Chronik | Österreich
29.10.2018

Hochwasser: Ortsteil von Lavamünd evakuiert

Flutwelle am Abend erwartet. Hauseingänge und Kellerfenster im Zentrum verbarrikadiert. Überflutungen in Möllbrücke.

In der Kärntner Gemeinde Lavamünd haben sich die Menschen auf das drohende Hochwasser vorbereitet. Am Nachmittag wurde der Ortsteil Drauspitz evakuiert, knapp 70 Menschen mussten ihre Häuser und Wohnungen verlassen. Die Flutwelle wurde für den späteren Abend erwartet. Auch aus Möllbrücke (Bezirk Spittal/Drau) und Kötschach Mauthen (Bezirk Hermagor) wurden Überflutungen gemeldet.

Die Hauptstraße von Lavamünd bietet am Montagnachmittag ein ungewohntes Bild. Gasthäuser, Supermarkt, Trafik, Post und die anderen Geschäfte sind geschlossen, die Hauseingänge und Kellerfenster mit Schaltafeln und Sandsäcken verbarrikadiert. Feuerwehrleute eilen hin und her, um noch Hand anzulegen, in der Kurzparkzone lagern Reserve-Sandsäcke. Eine Kfz-Werkstatt, die 2012 beim großen Hochwasser meterhoch überflutet gewesen war, ist rundherum verplankt.

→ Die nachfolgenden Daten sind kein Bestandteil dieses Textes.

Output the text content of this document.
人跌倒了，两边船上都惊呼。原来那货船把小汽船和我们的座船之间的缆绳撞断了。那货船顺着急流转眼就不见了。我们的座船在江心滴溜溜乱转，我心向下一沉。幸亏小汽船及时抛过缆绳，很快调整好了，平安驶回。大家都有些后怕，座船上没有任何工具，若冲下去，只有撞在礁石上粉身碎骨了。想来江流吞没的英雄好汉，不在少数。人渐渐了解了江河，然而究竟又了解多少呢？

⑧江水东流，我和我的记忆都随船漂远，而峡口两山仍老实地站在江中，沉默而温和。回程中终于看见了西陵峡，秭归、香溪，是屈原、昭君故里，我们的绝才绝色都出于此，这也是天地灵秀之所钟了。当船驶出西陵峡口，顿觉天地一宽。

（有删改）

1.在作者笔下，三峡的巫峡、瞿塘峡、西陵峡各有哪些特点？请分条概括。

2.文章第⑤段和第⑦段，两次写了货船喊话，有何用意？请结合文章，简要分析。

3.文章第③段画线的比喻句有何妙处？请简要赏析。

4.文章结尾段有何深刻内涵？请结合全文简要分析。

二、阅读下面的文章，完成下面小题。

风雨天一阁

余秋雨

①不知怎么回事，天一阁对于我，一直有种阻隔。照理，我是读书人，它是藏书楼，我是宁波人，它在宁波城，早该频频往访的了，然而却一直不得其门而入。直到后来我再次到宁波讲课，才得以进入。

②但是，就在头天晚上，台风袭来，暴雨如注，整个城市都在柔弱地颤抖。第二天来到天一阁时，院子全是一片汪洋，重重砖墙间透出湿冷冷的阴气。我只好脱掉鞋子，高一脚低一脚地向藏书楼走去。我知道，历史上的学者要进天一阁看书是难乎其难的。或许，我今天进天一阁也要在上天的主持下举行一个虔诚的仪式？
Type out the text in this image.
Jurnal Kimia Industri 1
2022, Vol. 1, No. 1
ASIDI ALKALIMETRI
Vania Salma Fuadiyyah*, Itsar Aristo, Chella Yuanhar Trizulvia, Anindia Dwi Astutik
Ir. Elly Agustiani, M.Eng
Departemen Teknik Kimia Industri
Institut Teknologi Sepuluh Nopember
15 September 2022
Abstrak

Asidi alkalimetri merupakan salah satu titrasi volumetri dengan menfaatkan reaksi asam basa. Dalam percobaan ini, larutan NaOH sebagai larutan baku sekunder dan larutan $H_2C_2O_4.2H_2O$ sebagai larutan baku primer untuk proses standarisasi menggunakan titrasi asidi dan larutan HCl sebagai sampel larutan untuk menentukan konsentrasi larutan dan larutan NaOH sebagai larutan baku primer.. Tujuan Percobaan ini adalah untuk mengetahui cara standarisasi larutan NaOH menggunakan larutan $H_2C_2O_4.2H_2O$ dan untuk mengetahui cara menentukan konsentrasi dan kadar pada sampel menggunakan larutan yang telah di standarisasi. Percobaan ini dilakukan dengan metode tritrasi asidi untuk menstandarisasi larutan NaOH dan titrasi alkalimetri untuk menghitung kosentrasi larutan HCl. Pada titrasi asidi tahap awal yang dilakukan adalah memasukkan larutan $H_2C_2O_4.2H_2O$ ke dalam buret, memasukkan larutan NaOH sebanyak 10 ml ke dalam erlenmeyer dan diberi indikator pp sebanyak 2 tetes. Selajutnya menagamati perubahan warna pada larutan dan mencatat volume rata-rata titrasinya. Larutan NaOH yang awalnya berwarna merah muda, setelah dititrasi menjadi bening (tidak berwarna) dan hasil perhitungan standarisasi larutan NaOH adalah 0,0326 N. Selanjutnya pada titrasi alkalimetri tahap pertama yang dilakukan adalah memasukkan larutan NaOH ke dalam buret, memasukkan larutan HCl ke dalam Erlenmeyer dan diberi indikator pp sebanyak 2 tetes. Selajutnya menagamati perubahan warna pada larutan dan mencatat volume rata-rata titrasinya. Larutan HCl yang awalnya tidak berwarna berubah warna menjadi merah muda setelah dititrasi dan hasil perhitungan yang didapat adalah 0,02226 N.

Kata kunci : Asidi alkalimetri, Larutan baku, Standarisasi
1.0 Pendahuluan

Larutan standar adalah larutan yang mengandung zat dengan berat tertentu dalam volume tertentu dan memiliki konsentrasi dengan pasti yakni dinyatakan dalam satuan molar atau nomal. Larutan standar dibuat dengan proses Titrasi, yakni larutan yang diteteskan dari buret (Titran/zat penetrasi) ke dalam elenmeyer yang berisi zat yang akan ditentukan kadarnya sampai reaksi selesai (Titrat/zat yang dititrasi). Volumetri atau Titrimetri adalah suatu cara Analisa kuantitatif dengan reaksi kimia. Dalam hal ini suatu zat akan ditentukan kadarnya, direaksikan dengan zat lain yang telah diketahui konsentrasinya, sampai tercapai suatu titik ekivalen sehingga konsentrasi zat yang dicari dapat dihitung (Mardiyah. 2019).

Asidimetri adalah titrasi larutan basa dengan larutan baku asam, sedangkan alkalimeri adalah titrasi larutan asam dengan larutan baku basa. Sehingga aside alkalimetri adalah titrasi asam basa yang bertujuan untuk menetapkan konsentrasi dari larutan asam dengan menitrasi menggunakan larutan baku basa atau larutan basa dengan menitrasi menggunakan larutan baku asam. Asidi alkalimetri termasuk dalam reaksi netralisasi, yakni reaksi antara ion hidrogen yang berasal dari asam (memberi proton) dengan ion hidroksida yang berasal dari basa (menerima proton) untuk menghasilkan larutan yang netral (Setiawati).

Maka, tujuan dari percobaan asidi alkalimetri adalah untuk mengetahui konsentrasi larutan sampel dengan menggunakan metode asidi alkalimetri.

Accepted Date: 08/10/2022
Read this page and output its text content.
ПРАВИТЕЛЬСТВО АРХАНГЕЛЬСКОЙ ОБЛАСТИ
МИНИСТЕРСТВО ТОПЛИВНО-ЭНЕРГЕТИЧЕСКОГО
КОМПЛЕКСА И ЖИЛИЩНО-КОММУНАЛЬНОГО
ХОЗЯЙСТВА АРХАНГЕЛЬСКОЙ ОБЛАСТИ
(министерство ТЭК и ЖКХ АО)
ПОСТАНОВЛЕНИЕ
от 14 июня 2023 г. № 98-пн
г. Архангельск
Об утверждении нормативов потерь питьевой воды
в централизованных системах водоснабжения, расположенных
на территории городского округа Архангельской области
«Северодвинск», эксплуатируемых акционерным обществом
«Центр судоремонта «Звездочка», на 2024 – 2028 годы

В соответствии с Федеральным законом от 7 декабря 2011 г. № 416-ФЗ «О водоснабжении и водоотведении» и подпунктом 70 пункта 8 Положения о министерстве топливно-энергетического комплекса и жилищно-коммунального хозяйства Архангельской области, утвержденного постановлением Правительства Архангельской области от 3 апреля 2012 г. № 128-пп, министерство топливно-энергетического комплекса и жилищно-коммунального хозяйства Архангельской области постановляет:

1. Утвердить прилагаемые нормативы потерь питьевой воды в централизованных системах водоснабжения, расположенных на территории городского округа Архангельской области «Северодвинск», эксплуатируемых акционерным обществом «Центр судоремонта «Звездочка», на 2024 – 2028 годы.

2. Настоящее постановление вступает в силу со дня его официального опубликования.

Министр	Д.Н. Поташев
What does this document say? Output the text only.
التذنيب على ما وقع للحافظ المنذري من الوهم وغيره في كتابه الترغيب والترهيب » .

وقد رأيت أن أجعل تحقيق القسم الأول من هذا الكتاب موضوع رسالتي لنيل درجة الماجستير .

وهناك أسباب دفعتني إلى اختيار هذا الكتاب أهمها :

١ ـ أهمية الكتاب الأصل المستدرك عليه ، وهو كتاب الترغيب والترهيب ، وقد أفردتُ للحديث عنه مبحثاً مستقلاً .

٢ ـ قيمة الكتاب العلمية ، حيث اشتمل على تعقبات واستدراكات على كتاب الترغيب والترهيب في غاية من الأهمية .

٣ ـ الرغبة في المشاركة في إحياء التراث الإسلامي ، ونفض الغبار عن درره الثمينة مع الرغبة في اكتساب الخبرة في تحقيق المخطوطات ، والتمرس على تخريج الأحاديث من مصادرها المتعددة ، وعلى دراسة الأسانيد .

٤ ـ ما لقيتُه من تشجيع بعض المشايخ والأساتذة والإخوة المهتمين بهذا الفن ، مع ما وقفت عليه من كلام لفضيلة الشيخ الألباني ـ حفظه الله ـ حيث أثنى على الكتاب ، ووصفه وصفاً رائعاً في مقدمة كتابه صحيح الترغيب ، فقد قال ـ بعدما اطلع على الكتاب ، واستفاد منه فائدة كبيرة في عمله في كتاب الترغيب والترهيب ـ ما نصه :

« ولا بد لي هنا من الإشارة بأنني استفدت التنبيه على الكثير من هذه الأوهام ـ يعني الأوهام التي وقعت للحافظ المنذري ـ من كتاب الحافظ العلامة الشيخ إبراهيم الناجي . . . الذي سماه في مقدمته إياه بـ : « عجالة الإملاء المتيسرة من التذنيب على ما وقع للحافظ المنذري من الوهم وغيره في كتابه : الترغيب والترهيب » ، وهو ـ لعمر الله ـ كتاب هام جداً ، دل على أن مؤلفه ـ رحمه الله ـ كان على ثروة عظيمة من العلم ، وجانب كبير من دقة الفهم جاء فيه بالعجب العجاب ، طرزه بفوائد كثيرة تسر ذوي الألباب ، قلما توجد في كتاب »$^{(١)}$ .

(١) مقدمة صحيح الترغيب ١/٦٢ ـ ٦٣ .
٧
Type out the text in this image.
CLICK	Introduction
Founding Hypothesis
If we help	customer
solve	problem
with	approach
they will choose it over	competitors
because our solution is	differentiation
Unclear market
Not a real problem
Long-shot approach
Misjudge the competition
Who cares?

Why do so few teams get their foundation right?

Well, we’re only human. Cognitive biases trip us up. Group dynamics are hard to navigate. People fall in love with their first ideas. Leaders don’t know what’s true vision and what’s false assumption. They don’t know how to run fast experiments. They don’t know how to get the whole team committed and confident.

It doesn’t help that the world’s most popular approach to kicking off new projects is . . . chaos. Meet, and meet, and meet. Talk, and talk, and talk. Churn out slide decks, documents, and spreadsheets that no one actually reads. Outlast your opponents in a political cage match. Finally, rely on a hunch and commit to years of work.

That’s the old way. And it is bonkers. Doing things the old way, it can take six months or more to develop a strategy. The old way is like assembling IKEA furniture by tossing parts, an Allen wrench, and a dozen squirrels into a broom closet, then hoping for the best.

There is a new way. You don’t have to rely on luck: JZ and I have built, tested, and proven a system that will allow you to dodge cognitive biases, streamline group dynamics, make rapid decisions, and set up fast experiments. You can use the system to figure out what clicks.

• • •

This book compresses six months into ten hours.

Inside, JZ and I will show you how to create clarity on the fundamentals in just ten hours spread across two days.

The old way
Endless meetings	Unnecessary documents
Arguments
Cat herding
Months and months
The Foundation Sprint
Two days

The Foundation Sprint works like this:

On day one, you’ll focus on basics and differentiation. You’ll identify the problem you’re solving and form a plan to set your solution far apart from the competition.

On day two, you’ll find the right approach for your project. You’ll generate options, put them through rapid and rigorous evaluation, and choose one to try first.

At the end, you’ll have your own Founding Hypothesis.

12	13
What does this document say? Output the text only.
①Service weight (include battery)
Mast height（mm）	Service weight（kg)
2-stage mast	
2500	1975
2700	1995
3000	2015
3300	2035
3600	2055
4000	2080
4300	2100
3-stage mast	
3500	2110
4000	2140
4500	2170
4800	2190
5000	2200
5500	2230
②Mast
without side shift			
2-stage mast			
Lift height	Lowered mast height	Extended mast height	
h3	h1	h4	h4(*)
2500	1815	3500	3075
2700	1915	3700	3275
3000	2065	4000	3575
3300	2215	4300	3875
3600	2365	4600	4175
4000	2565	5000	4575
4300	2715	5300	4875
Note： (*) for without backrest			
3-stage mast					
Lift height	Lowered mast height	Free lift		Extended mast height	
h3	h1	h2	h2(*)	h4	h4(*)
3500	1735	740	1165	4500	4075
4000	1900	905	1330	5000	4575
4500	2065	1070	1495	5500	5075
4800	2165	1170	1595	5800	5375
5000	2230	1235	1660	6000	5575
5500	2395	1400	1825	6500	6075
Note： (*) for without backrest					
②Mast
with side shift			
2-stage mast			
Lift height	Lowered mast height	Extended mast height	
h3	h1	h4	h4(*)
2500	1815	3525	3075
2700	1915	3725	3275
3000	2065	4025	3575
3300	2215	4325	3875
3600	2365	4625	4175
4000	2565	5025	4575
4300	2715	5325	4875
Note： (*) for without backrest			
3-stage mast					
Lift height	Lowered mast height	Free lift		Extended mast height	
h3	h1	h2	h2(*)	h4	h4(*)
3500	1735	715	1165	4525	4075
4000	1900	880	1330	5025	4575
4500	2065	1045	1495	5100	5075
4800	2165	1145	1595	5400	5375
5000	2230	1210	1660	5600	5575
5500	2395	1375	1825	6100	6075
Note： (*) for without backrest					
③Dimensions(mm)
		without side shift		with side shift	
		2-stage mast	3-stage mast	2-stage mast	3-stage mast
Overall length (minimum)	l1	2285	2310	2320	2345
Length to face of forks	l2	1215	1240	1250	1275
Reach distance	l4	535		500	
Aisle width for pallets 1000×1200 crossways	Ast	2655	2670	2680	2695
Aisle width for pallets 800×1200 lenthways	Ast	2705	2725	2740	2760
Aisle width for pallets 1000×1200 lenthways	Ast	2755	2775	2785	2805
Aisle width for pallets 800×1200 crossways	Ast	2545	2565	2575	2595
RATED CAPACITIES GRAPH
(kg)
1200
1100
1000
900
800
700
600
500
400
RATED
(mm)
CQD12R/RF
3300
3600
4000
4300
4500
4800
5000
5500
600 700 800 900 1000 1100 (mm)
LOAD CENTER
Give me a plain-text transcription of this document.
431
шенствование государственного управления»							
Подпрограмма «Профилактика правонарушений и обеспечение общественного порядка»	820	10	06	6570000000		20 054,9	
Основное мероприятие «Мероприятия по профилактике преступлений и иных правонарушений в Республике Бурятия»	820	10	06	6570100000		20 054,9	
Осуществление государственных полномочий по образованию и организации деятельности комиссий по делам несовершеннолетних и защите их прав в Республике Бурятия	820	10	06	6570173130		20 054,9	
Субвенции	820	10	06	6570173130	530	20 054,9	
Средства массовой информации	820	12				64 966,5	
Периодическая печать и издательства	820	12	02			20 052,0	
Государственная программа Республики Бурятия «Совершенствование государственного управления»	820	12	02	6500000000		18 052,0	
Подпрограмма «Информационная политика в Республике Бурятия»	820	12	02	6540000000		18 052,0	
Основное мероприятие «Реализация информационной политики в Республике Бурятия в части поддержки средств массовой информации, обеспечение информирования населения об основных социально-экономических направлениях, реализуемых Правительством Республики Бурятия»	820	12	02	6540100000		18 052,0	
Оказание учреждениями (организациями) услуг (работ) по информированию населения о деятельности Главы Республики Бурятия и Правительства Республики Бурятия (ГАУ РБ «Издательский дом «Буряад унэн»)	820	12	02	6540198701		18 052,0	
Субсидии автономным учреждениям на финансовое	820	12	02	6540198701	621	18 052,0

Im einzigen noch geöffneten Kaffeehaus im Ortszentrum wird heftig diskutiert. "Ein Nachbar hat mir alle wertvollen Sachen aus dem Keller in die Wohnung hinaufgetragen", meint ein Lavamünder, der die meiste Zeit im Ausland lebt. Er wohnt am Drauspitz, jener Ortsteil, der stets als erstes geflutet wird, wenn die Drau übergeht. Er sei erst in der Nacht heimgekommen und habe nicht einmal mit seinem Auto zu seinem Wohnhaus fahren dürfen. Zuerst habe er gar nicht gewusst, was los sei, aber das hätte sich schnell geändert. "Ich bin gespannt, wie viel Wasser diesmal kommt", sinniert eine ältere Frau, während sie in ihrer Kaffeetasse rührt. "Vielleicht übertreiben sie ja", hofft ihr Begleiter. Als die Sirene den Zivilschutzalarm anzeigt, werden sie aber doch nervös.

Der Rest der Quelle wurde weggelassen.